The infer_vector()
method will train-up a doc-vector for a new text, which should be a list-of-tokens that were preprocessed just like the training texts).
And, as you've noted, model.docvecs['my_tag']
will get the pre-trained doc-vector for one of the tags that was known during training.
Checking the similarity of a new vector, against the vectors for all known-tags, is a reasonable baseline way to see what existing tags a new document is similar-to. The closest tag, or closest few tags, might be reasonable labels for an unknown document, as a sort of 'nearest-neighbor' approach.

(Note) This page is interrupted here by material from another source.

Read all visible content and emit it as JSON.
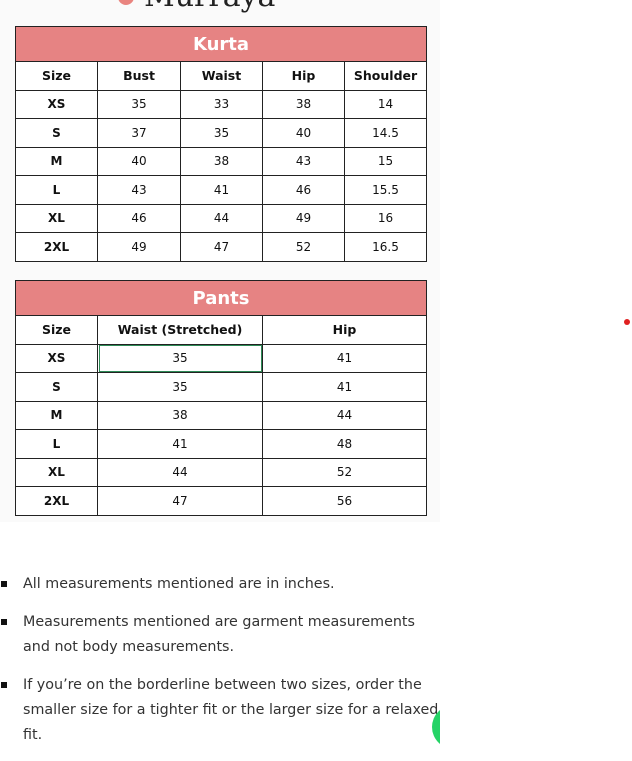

But, note that the original/usual Doc2Vec
approach is to give each document a unique ID, and let each ID-tag get its own vector. And then, perhaps, use those vectors with known-labels to train some other classifier that maps vectors to labels. (This might work better in some cases, if the "areas of the doc-vector space" that humans associate with a particular label aren't neat radiuses around a single centroid point for each label.)
Your approach of using, or adding, known-labels as doc-tags can often help. But also note that if you're only using 4 unique tags across thousands of documents, that's functionally very similar to just training the model with 4 giant documents – which may not be good at positioning those 4 vectors in a large-dimensional space (>4 dimensions), because there's not so much of the variety/subtle-contrasts that are needed to nudge the trained vectors into useful arrangements. (Typical published Doc2Vec
work uses tens-of-thousands to millions of unique docs and doc-tags.)